Этим убеждением князя в таинственном исчезновении вместе с Луганским его бывшего опекуна вскоре воспользовался Гиршфельд, решивший открыть перед Шестовым свои карты. Он уже переехал в Петербург, а князь все еще продолжал жить на даче. Последнего задержала болезнь Агнессы Михайловны, разрешившейся недавно от бремени вторым ребенком — девочкой. Первому — мальчику шел уже второй год. Наконец, она достаточно оправилась для возможности переезда.
Князь приехал в Петербург к Николаю Леопольдовичу.
— Наконец и мы перебираемся с дачи, Агнессочка поправилась, молодцом! — начал он после взаимных приветствий. — Заехал к вам на минуту, деньги нужны.
— Много?
— Да дайте тысяч пять: в кармане всего что-то около семисот рублей осталось, — небрежно ответил князь.
Гиршфельд скорчил серьезно печальную физиономию.
— Нам, князь, необходимо с вами счесться, хотя я и имею честь считать вас в числе своих искренних друзей, но знаете пословицу: «счет дружбы не портит».
— К чему это? Как будто я вам не доверяю. Столько лет не считался с вами и вдруг счеты! — возразил Шестов, не заметив серьезности Николая Леопольдовича.
— Вот то-то и нехорошо, что столько лет не считались. Я вам предлагал не раз, а вы всегда, что называется, и руками, и ногат отмахивались, а между тем вы бы знали положение ваших дел, и это знание повлияло бы на вас быть может убедительнее моих просьб не сорить деньгами. Теперь же наступил момент, что я выдать вам просимую сумму в затруднении.
— Как в затруднении? Разве у меня нет? — вытаращи него глаза Шестов, видя, что он не шутит.
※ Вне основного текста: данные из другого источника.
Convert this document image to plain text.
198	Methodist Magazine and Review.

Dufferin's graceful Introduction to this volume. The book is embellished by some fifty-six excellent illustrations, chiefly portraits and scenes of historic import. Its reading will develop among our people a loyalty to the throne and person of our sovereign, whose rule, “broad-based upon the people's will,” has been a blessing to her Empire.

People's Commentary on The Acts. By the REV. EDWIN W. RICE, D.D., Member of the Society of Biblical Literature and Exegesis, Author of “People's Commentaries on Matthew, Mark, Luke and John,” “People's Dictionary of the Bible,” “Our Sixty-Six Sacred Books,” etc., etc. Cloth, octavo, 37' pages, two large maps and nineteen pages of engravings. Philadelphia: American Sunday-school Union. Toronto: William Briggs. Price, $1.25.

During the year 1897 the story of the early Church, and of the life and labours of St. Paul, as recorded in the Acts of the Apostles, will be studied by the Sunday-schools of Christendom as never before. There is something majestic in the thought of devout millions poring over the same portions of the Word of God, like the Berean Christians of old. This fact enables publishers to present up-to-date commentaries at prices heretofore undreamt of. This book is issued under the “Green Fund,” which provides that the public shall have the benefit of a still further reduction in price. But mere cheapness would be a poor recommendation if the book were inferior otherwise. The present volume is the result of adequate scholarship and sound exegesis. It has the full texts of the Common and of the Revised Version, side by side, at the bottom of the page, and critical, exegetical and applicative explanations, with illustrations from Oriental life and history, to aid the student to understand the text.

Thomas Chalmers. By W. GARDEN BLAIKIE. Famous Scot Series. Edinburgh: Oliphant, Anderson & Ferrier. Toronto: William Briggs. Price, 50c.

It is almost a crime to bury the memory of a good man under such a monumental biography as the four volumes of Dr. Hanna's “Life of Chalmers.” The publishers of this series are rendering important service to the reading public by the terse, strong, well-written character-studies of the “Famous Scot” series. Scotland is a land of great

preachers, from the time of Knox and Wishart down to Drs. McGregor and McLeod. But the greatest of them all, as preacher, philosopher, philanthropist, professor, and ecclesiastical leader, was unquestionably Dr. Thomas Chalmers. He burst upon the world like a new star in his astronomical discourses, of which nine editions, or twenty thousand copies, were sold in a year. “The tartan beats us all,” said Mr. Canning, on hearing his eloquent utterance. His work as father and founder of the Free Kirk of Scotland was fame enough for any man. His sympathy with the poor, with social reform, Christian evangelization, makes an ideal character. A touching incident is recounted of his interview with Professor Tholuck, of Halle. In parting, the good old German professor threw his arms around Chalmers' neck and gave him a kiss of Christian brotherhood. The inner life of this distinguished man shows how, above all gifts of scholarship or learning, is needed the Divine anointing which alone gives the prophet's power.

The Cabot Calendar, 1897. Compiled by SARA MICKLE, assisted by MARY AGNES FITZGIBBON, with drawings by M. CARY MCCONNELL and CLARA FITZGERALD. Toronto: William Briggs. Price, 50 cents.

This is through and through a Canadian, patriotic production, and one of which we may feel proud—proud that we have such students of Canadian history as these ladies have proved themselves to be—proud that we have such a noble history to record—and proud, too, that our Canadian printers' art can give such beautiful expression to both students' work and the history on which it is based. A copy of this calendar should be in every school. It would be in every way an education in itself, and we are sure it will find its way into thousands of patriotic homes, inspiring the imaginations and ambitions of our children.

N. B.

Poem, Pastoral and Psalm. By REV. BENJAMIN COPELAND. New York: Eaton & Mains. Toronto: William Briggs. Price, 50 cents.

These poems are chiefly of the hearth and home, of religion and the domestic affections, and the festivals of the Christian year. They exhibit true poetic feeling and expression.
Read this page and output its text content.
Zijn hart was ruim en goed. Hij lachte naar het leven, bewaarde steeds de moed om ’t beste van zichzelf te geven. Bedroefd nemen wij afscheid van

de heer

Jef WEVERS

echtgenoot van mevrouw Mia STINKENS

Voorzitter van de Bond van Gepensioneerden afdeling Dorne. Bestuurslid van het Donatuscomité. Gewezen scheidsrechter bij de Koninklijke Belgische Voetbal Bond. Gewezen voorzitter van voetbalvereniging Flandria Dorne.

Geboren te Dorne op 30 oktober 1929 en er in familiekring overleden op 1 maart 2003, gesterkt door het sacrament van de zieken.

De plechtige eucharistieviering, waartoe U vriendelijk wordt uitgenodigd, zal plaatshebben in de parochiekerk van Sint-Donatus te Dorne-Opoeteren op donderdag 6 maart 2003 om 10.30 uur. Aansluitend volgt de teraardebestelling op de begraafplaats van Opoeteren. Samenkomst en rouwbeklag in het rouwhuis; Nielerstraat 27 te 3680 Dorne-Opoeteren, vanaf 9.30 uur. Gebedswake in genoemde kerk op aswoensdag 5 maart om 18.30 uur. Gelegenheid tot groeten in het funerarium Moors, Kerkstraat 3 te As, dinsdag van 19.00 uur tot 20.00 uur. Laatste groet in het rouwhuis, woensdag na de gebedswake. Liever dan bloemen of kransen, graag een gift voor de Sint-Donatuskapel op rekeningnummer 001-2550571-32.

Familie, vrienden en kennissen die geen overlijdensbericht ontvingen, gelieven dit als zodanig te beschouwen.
— В том-то и дело, что нет!
— Вы шутите?
— Нисколько!
Гиршфельд подошел к бюро, отпер его, вынул объемистую папку бумаг в изящной синей обложке, на которой крупными буквами было напечатано: «Дело присяжного поверенного Николая Леопольдовича Гиршфельда.
— Потрудитесь рассмотреть документы и ваши расписки и вы убедитесь, что у меня ваших денег на руках осталось только две тысячи триста семнадцать рублей.
Князь сидел, как пораженный громом, и как-то глупо улыбался.